Now many organizations will do that or grab a developer, maybe take a business analyst and turn them into a UX person- that’s all fine and well– one of the things I have run across however, is that there’s a credibility or believability gap that often is left, and so certain teams working with that individual will say “oh well you’re not really a usability expert so…” which is more of a Cognitive Science/ Psychology type of background in terms of the field of study/ qualifications. So it’s really important that when staffing, you actually staff with people that can communicate believably and that can communicate effectively- because that’s really half the battle with working with user experience advocacy in an organization.
The third key here is training. So offering training to your staff, having them all kind of on the same page, having them all getting the latest and greatest information, resources and tools available to them– we do a lot of specialized user experience trainings with organizations especially ones that are ramping up…it’s just a tremendous leap from a disorganized herding cats situation to “wow, all of sudden we’re aligned and on the same page after a day or two of training”. So training can be a very powerful catalyst.
The fourth one here is funded projects. Funded projects are another hallmark that you can’t really do UX on the side–you can’t really do UX informally, or as part of another job. I’ve worked in large organizations where there isn’t really a UX culture there and so some poor product managers are also the UX guy, or some poor business analyst- she’s also the UX specialist and kind of doing it on the side in addition to her other jobs. That’s a really tough position. It’s really important that there’s funding available, that a project can actually resources- and that means using outside consultants, that means putting people in the organization, giving them real budgets that they can do this kind of work. There have been studies done on this and the question that is usually asked to me is how much of my budget should be budgeted- the magic number is between 10-12% of a product development budget should be spent on UX for that particular project. So take your entire dev budget around 11.5% is a statistic that one study found- so the rule of thumb is 10-12% of your product development budget for that product.
Now the final cultural characteristic of UX is ROI and buy-in. So the return on investment, the measurement of your efforts, the ability to show value in your organization and have that value shown to leadership. The organizations that are excelling in this field today among Fortune 500 companies are the ones where the executive buy-in is there and usually organically there where you Brin or Page (Google) or these founders of companies will bring an organic love of UX to the teams that they create, but it’s also grassroots– you need your engineers and developers to be bought-in. I worked with a start-up where one of the developers (the CEO was bought in), but the developer said “I’m not making that change to the interface”, and I said “Why not?” and he said “Cause I don’t like it!” and I said “yea but the usability test report showed that the users need that and he said I don’t care- it’s not something I agree with!” So even though the CEO was a real evangelist of UX and was spending money on it, the developer was not willing to budge.

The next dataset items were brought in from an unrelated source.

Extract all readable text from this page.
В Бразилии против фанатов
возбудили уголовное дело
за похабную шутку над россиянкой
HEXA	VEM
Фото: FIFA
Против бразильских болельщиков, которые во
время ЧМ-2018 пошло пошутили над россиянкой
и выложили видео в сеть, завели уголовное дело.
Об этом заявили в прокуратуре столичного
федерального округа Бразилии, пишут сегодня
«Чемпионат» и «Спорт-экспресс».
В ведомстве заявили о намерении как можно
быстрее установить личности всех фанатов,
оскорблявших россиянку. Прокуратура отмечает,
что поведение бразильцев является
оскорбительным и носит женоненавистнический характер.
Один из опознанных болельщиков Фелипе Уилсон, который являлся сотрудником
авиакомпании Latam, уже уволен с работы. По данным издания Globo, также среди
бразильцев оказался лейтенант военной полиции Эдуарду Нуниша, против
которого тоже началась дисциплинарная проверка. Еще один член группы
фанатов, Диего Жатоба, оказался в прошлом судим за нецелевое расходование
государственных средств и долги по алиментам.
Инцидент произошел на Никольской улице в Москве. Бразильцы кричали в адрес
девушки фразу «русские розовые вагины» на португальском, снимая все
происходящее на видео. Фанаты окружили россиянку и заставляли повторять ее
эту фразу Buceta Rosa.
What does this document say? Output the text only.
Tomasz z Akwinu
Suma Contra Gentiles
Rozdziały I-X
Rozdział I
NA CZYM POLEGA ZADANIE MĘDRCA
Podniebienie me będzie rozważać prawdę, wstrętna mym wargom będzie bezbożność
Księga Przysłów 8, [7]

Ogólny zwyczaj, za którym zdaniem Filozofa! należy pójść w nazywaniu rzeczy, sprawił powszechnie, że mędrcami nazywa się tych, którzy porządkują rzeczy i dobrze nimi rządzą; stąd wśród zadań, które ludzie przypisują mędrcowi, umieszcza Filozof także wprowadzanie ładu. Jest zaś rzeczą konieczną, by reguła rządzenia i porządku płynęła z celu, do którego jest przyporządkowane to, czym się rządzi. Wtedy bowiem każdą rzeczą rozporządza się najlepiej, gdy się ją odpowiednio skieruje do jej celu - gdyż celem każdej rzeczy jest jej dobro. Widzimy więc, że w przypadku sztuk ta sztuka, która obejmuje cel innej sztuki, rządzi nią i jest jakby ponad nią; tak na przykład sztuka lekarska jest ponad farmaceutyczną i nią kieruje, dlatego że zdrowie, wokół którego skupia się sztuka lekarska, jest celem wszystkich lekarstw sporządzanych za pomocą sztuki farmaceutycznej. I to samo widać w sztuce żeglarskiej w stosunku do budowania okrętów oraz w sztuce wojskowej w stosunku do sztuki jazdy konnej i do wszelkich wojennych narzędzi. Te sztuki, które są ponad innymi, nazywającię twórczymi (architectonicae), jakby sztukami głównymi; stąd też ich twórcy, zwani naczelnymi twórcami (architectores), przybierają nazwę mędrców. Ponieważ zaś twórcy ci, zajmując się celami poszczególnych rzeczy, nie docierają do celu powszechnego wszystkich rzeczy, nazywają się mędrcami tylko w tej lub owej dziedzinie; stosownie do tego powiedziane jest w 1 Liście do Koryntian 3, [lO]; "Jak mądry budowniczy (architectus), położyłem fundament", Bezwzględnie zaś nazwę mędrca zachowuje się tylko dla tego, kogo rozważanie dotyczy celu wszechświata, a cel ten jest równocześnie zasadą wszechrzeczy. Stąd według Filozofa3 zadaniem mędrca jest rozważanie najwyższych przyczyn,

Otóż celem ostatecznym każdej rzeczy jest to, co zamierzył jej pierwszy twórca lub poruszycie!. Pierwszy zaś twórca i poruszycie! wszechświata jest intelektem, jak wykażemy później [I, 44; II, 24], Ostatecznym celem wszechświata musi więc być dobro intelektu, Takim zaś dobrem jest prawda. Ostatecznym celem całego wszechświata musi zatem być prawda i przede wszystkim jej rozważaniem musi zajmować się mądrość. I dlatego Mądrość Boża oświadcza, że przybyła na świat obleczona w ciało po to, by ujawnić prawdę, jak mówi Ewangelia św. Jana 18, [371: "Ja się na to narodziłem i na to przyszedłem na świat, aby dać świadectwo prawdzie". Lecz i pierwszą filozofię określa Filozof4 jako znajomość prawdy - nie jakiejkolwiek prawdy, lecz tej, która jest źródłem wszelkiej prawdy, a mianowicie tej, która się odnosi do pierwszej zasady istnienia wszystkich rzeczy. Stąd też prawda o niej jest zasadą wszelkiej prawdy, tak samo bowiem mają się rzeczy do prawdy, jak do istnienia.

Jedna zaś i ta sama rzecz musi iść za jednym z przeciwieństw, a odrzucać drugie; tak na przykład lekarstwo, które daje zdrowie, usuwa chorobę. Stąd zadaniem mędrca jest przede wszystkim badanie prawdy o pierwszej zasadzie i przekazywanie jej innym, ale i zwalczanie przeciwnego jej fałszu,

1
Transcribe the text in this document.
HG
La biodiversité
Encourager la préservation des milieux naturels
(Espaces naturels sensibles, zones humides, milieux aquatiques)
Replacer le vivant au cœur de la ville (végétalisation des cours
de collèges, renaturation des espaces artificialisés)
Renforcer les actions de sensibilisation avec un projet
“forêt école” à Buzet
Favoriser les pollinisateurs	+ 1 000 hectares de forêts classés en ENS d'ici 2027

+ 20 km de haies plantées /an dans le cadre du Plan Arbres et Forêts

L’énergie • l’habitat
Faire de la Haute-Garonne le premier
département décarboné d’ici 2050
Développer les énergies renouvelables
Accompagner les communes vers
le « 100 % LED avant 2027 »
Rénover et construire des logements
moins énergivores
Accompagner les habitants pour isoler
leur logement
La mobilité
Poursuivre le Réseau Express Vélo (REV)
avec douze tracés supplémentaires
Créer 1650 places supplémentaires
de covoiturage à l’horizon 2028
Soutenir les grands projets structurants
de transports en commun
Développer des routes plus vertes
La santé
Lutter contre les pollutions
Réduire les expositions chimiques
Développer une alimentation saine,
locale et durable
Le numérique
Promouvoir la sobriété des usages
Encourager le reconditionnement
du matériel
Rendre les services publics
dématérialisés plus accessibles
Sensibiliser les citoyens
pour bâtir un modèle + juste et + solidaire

So having that organic grassroots, that love of users at the engineering level, which historically hasn’t been there- that’s a new thing that’s occurred- is equally important. So building a culture of UX has these 5 hallmarks and characteristics which I think are all hugely important and it’s definitely a process but I hope this helps with first steps in building your UX maturity and competency in your organization. Happy UXing, see you on a future UX Power Up!